Najdroższe w historii śmigłowce mogą być jeszcze droższe. MON będzie musiał dokupić wyposażenie?
Cena nowych śmigłowców, kupionych przez MON była dla wielu osób zaskakująca. Możliwe jednak, że to nie koniec kosztów. Możliwe, że konieczne będzie dokupienie dodatkowego wyposażenia, służącego do zwalczania okrętów podwodnych.
Mają być one dostarczone Marynarce Wojennej do końca 2022 roku przez włoską grupa Leonardo, do której należy WSK PZL-Świdnik. Do tego producent zapewni zapas części zamiennych i eksploatacyjnych oraz sprzęt do obsługi naziemnej. Odbędzie się również szkolenia załóg i personelu naziemnego.
I choć ich założeniem ma być zwalczanie okrętów podwodnych, to cena zestawu i słowa wypowiedziane na konferencji prasowej mogą świadczyć, że śmigłowce nie będą spełniać tej podstawowej funkcji.
Śmigłowce dotrą bez uzbrojenia?
Mówiono bowiem, że śmigłowce będą posiadały pełne wyposażenie medyczne. Zdaniem ekspertów, cytowanych przez portal, może to oznaczać, że śmigłowce dotrą do nas nieuzbrojone i nie będzie można w warunkach bojowych ratować ludzi. A za trzy lata usłyszymy o konieczności dokupienia dodatkowego wyposażenia.
Podpisany kontrakt na helikoptery AW1010 jest prawie dwa razy droższy niż krytykowany przez PiS kontrakt na francuskie śmigłowce Caracal. A jego cena i tak oceniana była jako horrendalnie wysoka.

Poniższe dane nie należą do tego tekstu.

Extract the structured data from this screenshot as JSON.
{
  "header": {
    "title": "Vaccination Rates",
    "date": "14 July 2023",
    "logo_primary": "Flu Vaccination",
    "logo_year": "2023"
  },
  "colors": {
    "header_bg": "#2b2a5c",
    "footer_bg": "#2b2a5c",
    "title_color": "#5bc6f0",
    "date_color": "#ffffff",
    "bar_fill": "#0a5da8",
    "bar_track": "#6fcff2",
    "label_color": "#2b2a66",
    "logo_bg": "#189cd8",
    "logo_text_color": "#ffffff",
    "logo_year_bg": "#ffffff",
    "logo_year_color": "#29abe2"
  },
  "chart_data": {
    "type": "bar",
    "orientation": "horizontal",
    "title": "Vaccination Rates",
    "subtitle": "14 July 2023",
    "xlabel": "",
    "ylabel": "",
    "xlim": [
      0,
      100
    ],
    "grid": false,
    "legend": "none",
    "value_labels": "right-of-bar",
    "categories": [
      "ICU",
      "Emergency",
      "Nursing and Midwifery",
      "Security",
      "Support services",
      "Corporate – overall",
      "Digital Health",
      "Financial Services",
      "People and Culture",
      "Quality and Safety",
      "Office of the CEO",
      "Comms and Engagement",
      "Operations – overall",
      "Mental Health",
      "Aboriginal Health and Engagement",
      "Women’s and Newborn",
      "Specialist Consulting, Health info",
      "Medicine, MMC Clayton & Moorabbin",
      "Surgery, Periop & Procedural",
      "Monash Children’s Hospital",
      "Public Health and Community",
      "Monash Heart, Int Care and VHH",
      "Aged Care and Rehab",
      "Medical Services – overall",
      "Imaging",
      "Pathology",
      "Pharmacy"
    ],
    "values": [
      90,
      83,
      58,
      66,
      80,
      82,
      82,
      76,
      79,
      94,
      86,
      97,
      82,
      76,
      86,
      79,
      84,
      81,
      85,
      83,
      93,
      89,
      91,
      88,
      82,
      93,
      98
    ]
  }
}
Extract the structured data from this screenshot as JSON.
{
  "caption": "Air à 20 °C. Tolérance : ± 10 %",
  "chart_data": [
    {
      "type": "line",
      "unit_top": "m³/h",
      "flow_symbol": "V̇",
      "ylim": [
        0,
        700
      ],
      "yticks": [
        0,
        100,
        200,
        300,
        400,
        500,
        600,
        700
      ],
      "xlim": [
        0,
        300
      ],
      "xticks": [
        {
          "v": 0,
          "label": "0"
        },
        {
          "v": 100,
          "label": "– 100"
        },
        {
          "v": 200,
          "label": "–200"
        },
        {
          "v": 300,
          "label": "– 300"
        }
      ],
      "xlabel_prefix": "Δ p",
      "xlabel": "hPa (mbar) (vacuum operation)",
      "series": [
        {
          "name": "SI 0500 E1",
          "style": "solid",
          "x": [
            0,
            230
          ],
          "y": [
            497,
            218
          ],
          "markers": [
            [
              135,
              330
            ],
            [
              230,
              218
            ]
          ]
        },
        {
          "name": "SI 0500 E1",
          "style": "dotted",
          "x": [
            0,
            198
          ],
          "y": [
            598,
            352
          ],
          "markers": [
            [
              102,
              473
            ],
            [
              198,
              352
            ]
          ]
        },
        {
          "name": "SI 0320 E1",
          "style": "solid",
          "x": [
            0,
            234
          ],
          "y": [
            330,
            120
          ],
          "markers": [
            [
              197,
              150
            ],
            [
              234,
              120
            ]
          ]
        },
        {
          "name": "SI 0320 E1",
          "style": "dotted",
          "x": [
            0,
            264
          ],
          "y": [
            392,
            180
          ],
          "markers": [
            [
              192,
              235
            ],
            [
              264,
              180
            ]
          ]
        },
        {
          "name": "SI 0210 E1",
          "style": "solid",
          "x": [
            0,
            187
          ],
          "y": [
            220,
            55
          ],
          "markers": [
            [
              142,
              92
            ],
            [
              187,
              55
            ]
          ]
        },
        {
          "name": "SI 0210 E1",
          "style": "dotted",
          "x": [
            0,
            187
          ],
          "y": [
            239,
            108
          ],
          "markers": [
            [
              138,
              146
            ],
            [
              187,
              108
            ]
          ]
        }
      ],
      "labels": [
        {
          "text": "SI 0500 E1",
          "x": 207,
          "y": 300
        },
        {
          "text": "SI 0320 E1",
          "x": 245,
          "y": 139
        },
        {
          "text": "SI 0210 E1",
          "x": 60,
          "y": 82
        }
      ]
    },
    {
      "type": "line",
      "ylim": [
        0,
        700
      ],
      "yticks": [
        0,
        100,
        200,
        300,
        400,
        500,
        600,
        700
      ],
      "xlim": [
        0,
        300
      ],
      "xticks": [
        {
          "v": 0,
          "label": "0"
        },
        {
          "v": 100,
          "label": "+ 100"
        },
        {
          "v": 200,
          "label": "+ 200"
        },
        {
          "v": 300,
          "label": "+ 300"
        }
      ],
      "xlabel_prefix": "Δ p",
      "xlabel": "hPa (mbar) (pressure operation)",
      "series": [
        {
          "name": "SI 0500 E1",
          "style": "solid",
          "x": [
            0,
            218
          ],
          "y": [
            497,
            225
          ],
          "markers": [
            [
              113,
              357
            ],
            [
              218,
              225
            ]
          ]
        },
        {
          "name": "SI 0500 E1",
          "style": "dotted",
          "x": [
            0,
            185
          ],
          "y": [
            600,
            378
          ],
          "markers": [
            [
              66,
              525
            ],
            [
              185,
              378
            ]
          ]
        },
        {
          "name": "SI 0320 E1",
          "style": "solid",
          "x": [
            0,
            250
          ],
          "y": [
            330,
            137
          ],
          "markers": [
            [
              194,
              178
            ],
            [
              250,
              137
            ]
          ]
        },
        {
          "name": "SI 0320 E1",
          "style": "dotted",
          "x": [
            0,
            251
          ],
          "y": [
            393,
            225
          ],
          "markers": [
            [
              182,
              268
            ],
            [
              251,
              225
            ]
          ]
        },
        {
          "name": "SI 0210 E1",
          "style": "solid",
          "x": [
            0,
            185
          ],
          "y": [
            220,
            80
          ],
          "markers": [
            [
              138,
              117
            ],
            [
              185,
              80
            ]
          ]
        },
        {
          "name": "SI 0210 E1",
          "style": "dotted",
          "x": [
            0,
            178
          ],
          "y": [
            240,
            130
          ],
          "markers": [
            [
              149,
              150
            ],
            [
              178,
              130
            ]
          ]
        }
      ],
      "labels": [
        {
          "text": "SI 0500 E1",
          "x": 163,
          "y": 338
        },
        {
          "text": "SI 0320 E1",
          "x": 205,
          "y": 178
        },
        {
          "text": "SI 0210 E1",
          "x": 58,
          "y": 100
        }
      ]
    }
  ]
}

MON twierdzi jednak w rozmowie z portalem, że wszystko jest w porządku. "MON zakupił kompletne śmigłowce, które nie potrzebują dozbrajania i są wyposażone w m.in. sonary, sprzęt do udzielania pomocy i odzyskiwania personelu, uzbrojenie oraz mają możliwość użycia torped".
Jednak zdaniem eksperta, to zdanie niewiele mówi. Nie wiemy o jakim uzbrojeniu, torpedach czy amunicji mowa. Możliwe zatem, że kupiliśmy podstawową wersję śmigłowca, która może wymagać dodatkowego dostosowania.
Co wyprodukuje Świdnik?
Problemem jest też udział świdnickich zakładów w produkcji śmigłowców, którym to udziałem chwalił się rząd. MON w odpowiedzi na słowa byłego szefa resortu napisał, że "najważniejsze części śmigłowców będą produkowane w Polsce". Z informacji od producenta trudno jednak wywnioskować jakie są to konkretnie części i czy w Polsce nie będzie miało miejsce składanie maszyny z prefabrykatów.
Sytuacja coraz bardziej przypomina niedawny zakup Black Hawków dla polskiej armii. 683 miliony złotych miał pochłonąć zakup czterech Black Hawków S-70i, sfinalizowany w piątek w PZL Mielec, a pierwsze z nich miałyby być gotowe już w grudniu br.
Maszyny miały być produktem najwyższej jakości. Eksperci punktują jednak słabości zakupu: w gruncie rzeczy to, co zakupiono, to kolejny produkt przejściowy.